This film is part of Free

Frinton Flyer

Ted Hammond, an amateur filmmaker from Essex filmed this travelogue, but it’s not clear whether the car or the driver is the Frinton Flyer!

Amateur film 1970 2 mins

From the collection of:

Logo for East Anglian Film Archive

Overview

A frantic, speeded-up journey in a red Vauxhall Victor F-type, registration B90 F. The unidentified gentleman driver, presumably the filmmaker, hurries from the main Post Office in the High Street at Clacton-on-Sea, jumps in the car and heads north into Holland Road, through Holland-on-Sea to the Frinton Road, onwards to Kirby Cross and eventually to Glebe Way in Frinton-on-Sea, Essex. On reaching his destination, he parks in the drive and hurries indoors.
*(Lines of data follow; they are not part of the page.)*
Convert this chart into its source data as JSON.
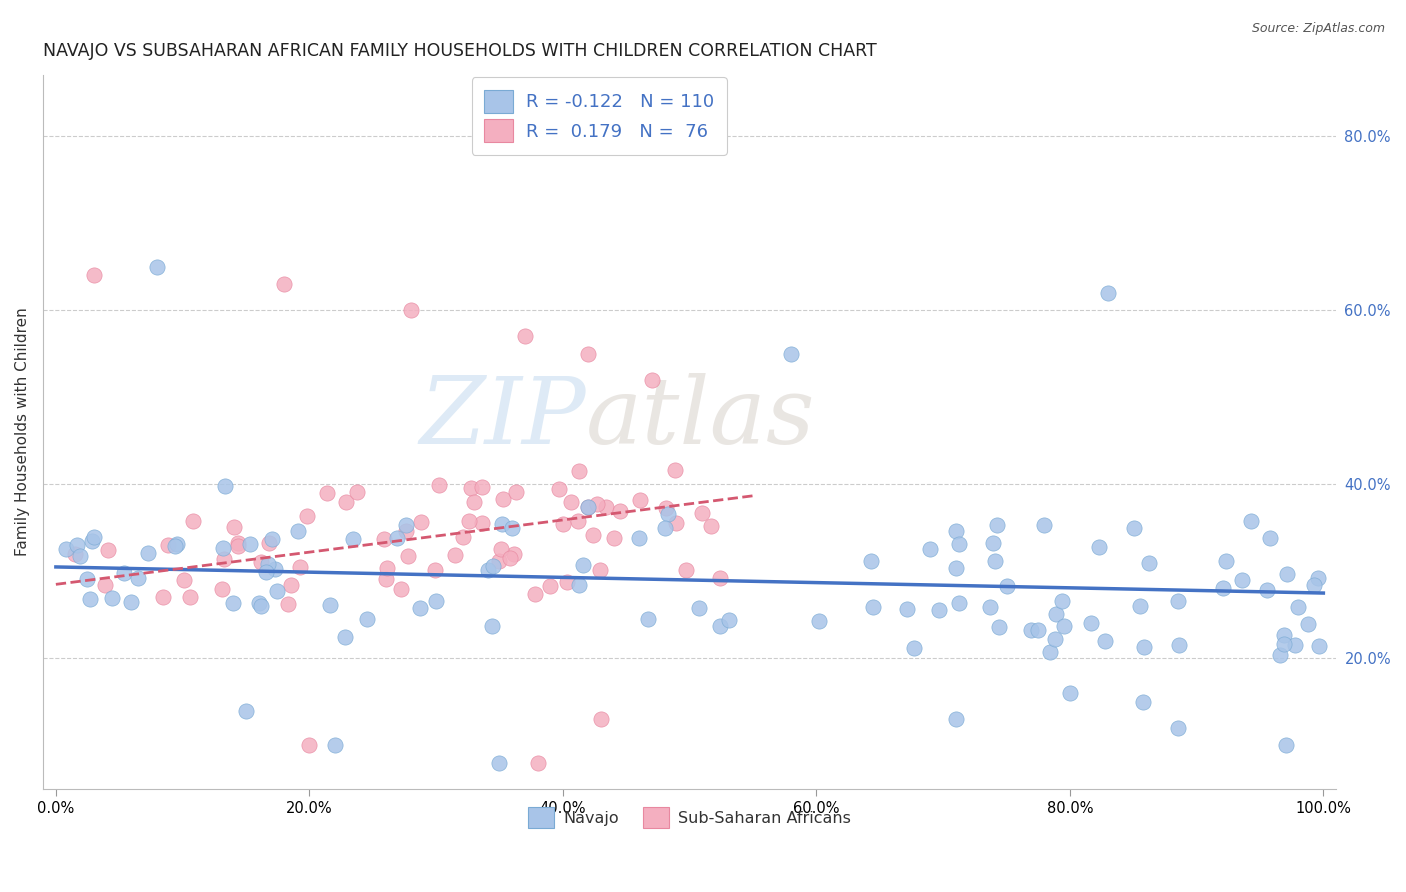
{
  "title": "NAVAJO VS SUBSAHARAN AFRICAN FAMILY HOUSEHOLDS WITH CHILDREN CORRELATION CHART",
  "source": "Source: ZipAtlas.com",
  "ylabel": "Family Households with Children",
  "watermark_zip": "ZIP",
  "watermark_atlas": "atlas",
  "navajo_color": "#a8c4e8",
  "navajo_edge_color": "#7aaad4",
  "subsaharan_color": "#f4afc0",
  "subsaharan_edge_color": "#e888a0",
  "navajo_line_color": "#4472c4",
  "subsaharan_line_color": "#d45870",
  "background_color": "#ffffff",
  "grid_color": "#cccccc",
  "right_tick_color": "#4472c4",
  "title_fontsize": 12.5,
  "axis_label_fontsize": 11,
  "tick_fontsize": 10.5,
  "legend_fontsize": 13,
  "yticks": [
    20,
    40,
    60,
    80
  ],
  "xticks": [
    0,
    20,
    40,
    60,
    80,
    100
  ],
  "xlim": [
    -1,
    101
  ],
  "ylim": [
    5,
    87
  ]
}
Vauxhall produced over 390,000 Victor cars between 1957 and 1976. It was a popular family-sized four-door saloon which became a huge success for the company with exports to all corners of the globe. The first version, branded the F series, offered an American-style curved windscreen and rear window, with addiitonal ‘imported’ features, including the chromed front bumper design and sloping windscreen pillars. The exhaust pipe was concealed in the rear bumper detailing, visible below the offside lamp cluster towards the end of the film. The driving sequence of the film is shot at a slow frame rate, perhaps 6 or 8 frames-per-second, so that when projected at 24 frames-per-second the action is speeded up.